Details of that relationship, pieced together from court documents, regulatory filings and interviews with industry insiders, lay bare some of the excesses of today’s subprime auto boom. Wall Street has rewarded lax lending standards that let people get loans without anyone verifying incomes or job histories. For instance, Santander recently vetted incomes on fewer than one out of every 10 loans packaged into $1 billion of bonds, according to Moody’s Investors Service. The largest portion were for Chrysler vehicles.”
Chuck again… OMG! Haven’t we seen all this stuff before? Well, I guess it’s a good thing that auto loans aren’t as big a slice of the pie as housing was, right? Uh-Oh! I just remembered, that the average car loan now is more than $18,000, and the length is 66 months… My parents first home was $13,000 and a 30-year mortgage… I’m just saying…
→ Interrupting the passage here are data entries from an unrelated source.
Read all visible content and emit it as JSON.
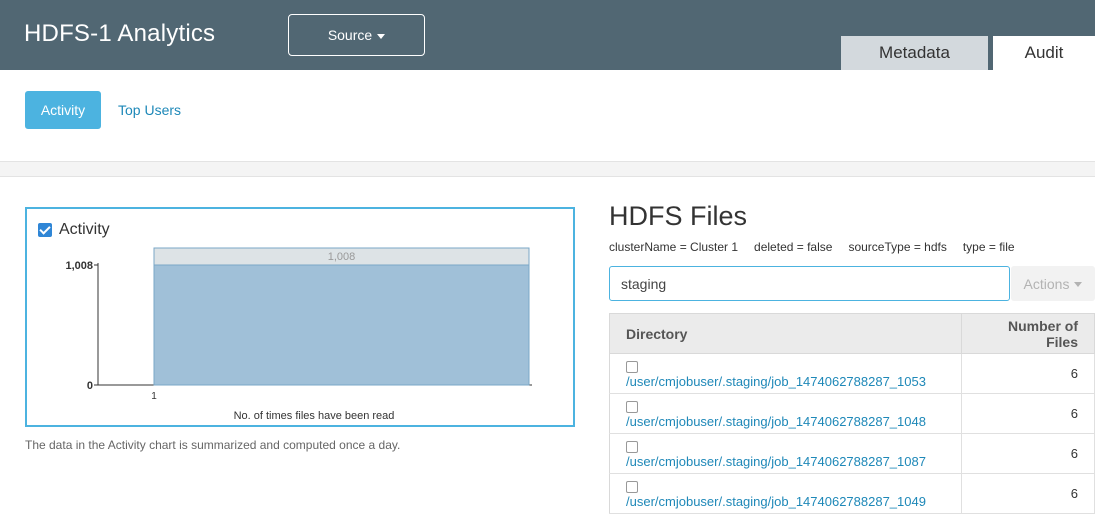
{
  "header": {
    "title": "HDFS-1 Analytics",
    "source_label": "Source",
    "tabs": [
      {
        "label": "Metadata",
        "active": false
      },
      {
        "label": "Audit",
        "active": true
      }
    ]
  },
  "subnav": {
    "activity_label": "Activity",
    "top_users_label": "Top Users"
  },
  "activity_chart": {
    "title": "Activity",
    "checked": true,
    "note": "The data in the Activity chart is summarized and computed once a day."
  },
  "chart_data": {
    "type": "bar",
    "title": "Activity",
    "categories": [
      "1"
    ],
    "values": [
      1008
    ],
    "data_labels": [
      "1,008"
    ],
    "xlabel": "No. of times files have been read",
    "ylabel": "",
    "ylim": [
      0,
      1008
    ],
    "yticks": [
      "0",
      "1,008"
    ],
    "bar_color": "#a0c0d8",
    "label_band_color": "#dde3e6"
  },
  "files": {
    "title": "HDFS Files",
    "filters": [
      "clusterName = Cluster 1",
      "deleted = false",
      "sourceType = hdfs",
      "type = file"
    ],
    "search_value": "staging",
    "actions_label": "Actions",
    "columns": [
      "Directory",
      "Number of Files"
    ],
    "rows": [
      {
        "path": "/user/cmjobuser/.staging/job_1474062788287_1053",
        "count": "6"
      },
      {
        "path": "/user/cmjobuser/.staging/job_1474062788287_1048",
        "count": "6"
      },
      {
        "path": "/user/cmjobuser/.staging/job_1474062788287_1087",
        "count": "6"
      },
      {
        "path": "/user/cmjobuser/.staging/job_1474062788287_1049",
        "count": "6"
      }
    ]
  },
  "colors": {
    "header_bg": "#516773",
    "accent": "#4cb3e0",
    "link": "#1e88b8"
  }
}
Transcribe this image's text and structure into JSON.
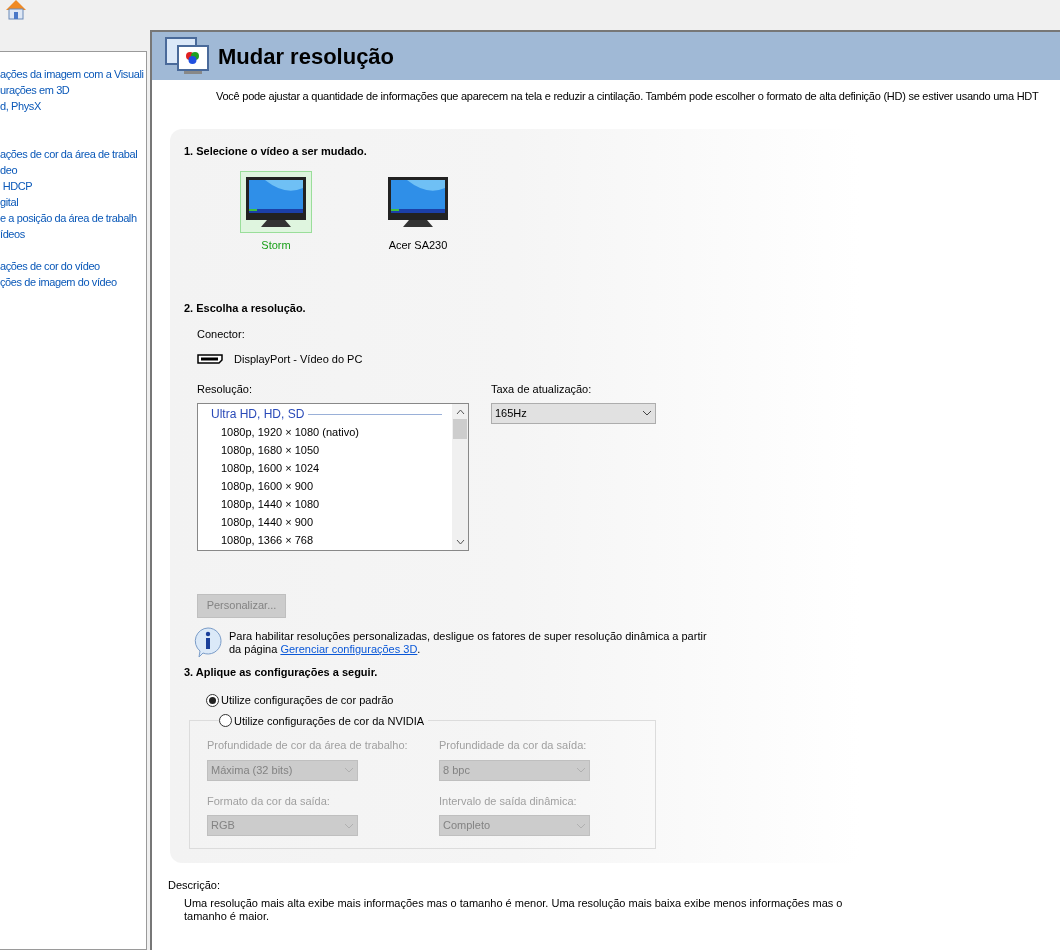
{
  "sidebar": {
    "groups": [
      {
        "items": [
          "ações da imagem com a Visuali",
          "urações em 3D",
          "d, PhysX"
        ]
      },
      {
        "items": [
          "ações de cor da área de trabal",
          "deo",
          " HDCP",
          "gital",
          "e a posição da área de trabalh",
          "ídeos"
        ]
      },
      {
        "items": [
          "ações de cor do vídeo",
          "ções de imagem do vídeo"
        ]
      }
    ]
  },
  "page": {
    "title": "Mudar resolução",
    "intro": "Você pode ajustar a quantidade de informações que aparecem na tela e reduzir  a cintilação. Também pode escolher o formato de alta definição (HD) se estiver usando uma HDT"
  },
  "section1": {
    "heading": "1. Selecione o vídeo a ser mudado.",
    "displays": [
      {
        "name": "Storm",
        "selected": true
      },
      {
        "name": "Acer SA230",
        "selected": false
      }
    ]
  },
  "section2": {
    "heading": "2. Escolha a resolução.",
    "connector_label": "Conector:",
    "connector": "DisplayPort - Vídeo do PC",
    "resolution_label": "Resolução:",
    "resolution_group": "Ultra HD, HD, SD",
    "resolutions": [
      {
        "label": "1080p, 1920 × 1080 (nativo)",
        "selected": false
      },
      {
        "label": "1080p, 1680 × 1050",
        "selected": false
      },
      {
        "label": "1080p, 1600 × 1024",
        "selected": false
      },
      {
        "label": "1080p, 1600 × 900",
        "selected": false
      },
      {
        "label": "1080p, 1440 × 1080",
        "selected": false
      },
      {
        "label": "1080p, 1440 × 900",
        "selected": false
      },
      {
        "label": "1080p, 1366 × 768",
        "selected": false
      }
    ],
    "refresh_label": "Taxa de atualização:",
    "refresh_value": "165Hz",
    "customize_button": {
      "label": "Personalizar...",
      "disabled": true
    },
    "info_text": "Para habilitar resoluções personalizadas, desligue os fatores de super resolução dinâmica a partir da página ",
    "info_link": "Gerenciar configurações 3D",
    "info_end": "."
  },
  "section3": {
    "heading": "3. Aplique as configurações a seguir.",
    "options": [
      {
        "label": "Utilize configurações de cor padrão",
        "selected": true
      },
      {
        "label": "Utilize configurações de cor da NVIDIA",
        "selected": false
      }
    ],
    "fields": [
      {
        "label": "Profundidade de cor da área de trabalho:",
        "value": "Máxima (32 bits)",
        "disabled": true
      },
      {
        "label": "Profundidade da cor da saída:",
        "value": "8 bpc",
        "disabled": true
      },
      {
        "label": "Formato da cor da saída:",
        "value": "RGB",
        "disabled": true
      },
      {
        "label": "Intervalo de saída dinâmica:",
        "value": "Completo",
        "disabled": true
      }
    ]
  },
  "description": {
    "label": "Descrição:",
    "text": "Uma resolução mais alta exibe mais informações mas o tamanho é menor. Uma resolução mais baixa exibe menos informações mas o tamanho é maior."
  }
}
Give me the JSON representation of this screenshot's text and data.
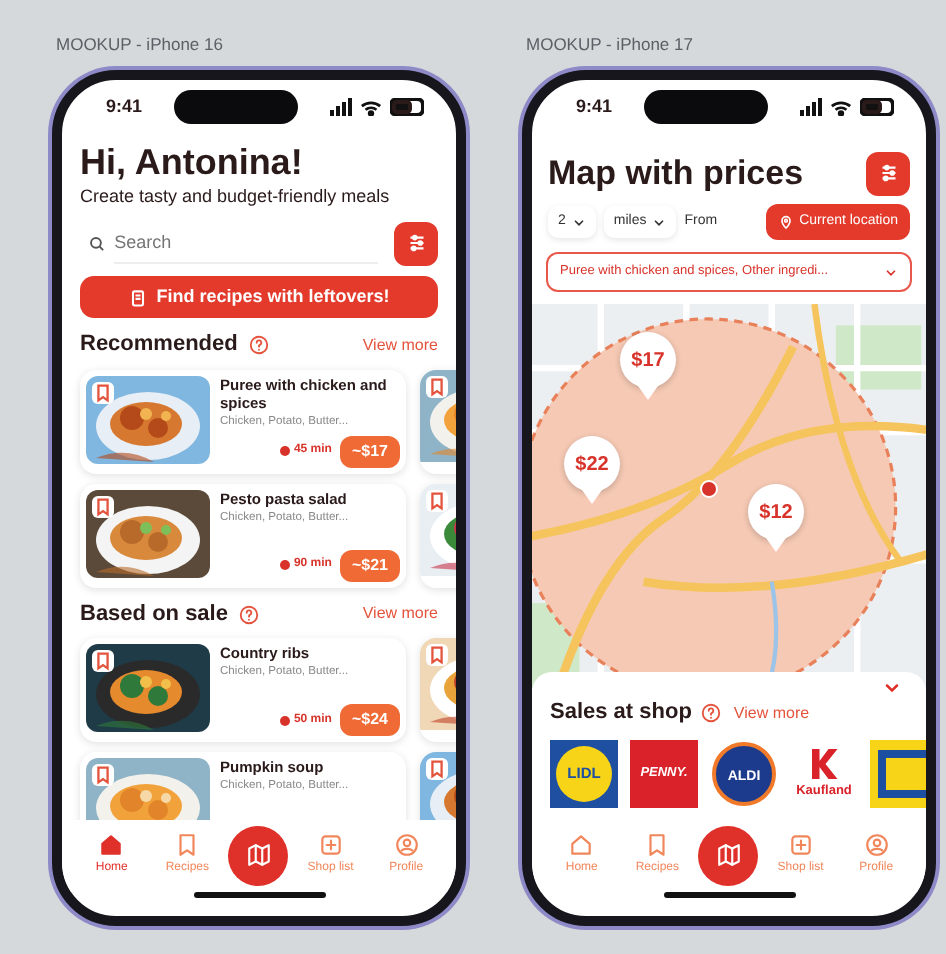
{
  "frame_1": {
    "caption": "MOOKUP - iPhone 16",
    "time": "9:41",
    "greeting": "Hi, Antonina!",
    "subtitle": "Create tasty and budget-friendly meals",
    "search": {
      "placeholder": "Search"
    },
    "leftovers_button": "Find recipes with leftovers!",
    "sections": [
      {
        "title": "Recommended",
        "link": "View more",
        "recipes": [
          {
            "title": "Puree with chicken and spices",
            "ingredients": "Chicken, Potato, Butter...",
            "time": "45 min",
            "price": "~$17"
          },
          {
            "title": "Pesto pasta salad",
            "ingredients": "Chicken, Potato, Butter...",
            "time": "90 min",
            "price": "~$21"
          }
        ]
      },
      {
        "title": "Based on sale",
        "link": "View more",
        "recipes": [
          {
            "title": "Country ribs",
            "ingredients": "Chicken, Potato, Butter...",
            "time": "50 min",
            "price": "~$24"
          },
          {
            "title": "Pumpkin soup",
            "ingredients": "Chicken, Potato, Butter..."
          }
        ]
      }
    ],
    "tabs": [
      {
        "kind": "tab",
        "label": "Home",
        "selected": true
      },
      {
        "kind": "tab",
        "label": "Recipes",
        "selected": false
      },
      {
        "kind": "center"
      },
      {
        "kind": "tab",
        "label": "Shop list",
        "selected": false
      },
      {
        "kind": "tab",
        "label": "Profile",
        "selected": false
      }
    ]
  },
  "frame_2": {
    "caption": "MOOKUP - iPhone 17",
    "time": "9:41",
    "title": "Map with prices",
    "distance": "2",
    "unit": "miles",
    "from_label": "From",
    "location_button": "Current location",
    "recipe_select": "Puree with chicken and spices, Other ingredi...",
    "pins": [
      {
        "price": "$17"
      },
      {
        "price": "$22"
      },
      {
        "price": "$12"
      }
    ],
    "shops_title": "Sales at shop",
    "shops_link": "View more",
    "shops": [
      {
        "kind": "lidl",
        "label": "LIDL"
      },
      {
        "kind": "penny",
        "label": "PENNY."
      },
      {
        "kind": "aldi",
        "label": "ALDI"
      },
      {
        "kind": "kaufland",
        "label": "Kaufland"
      },
      {
        "kind": "edeka"
      }
    ],
    "tabs": [
      {
        "kind": "tab",
        "label": "Home",
        "selected": false
      },
      {
        "kind": "tab",
        "label": "Recipes",
        "selected": false
      },
      {
        "kind": "center"
      },
      {
        "kind": "tab",
        "label": "Shop list",
        "selected": false
      },
      {
        "kind": "tab",
        "label": "Profile",
        "selected": false
      }
    ]
  }
}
Currencies today, 7/18/17… American Style: A$ .7937, kiwi .7350, C$ .7927, euro 1.1552, sterling 1.3031, Swiss $ .9550, … European Style: rand 12.9485, krone 8.0977, SEK 8.2808, HUF 265.02, zloty 3.6377, koruna 22.5760, RUB 59.20, yen 112.16, sing 1.3669, HKD 7.8040, INR 64.28, China 6.7722, peso 17.57, BRL 3.1802, Dollar Index 94.65, 10yr 2.30%, Silver $16.10, Platinum $925.88, Palladium $866.15, and Gold… $1,236.00
That’s it for today, I read in the paper yesterday that we’ll see temps above 100 the rest of the workweek… Times like this is when I was glad I worked inside… For when I was a young man I worked one summer in the heat of Oklahoma, building in-ground swimming pools, nothing like dealing with that every day! Yes, I worked outside doing manual labor during the day, and played my guitar with the band at night… I don’t have the energy now to do either! The grandkids, Delaney, Everett, and Braden all swim in the prelims early this morning, good luck to all of them! I tell them all the time, you’re not racing the person next to you, you’re only racing the time clock… they look at me like I’m from outer space! HA! Head East takes us to the finish line today with their song: Never Been Any Reason… And with that, it’s time… I hope you can go out and make this a Tom Terrific Tuesday! And.. Be Good To Yourself!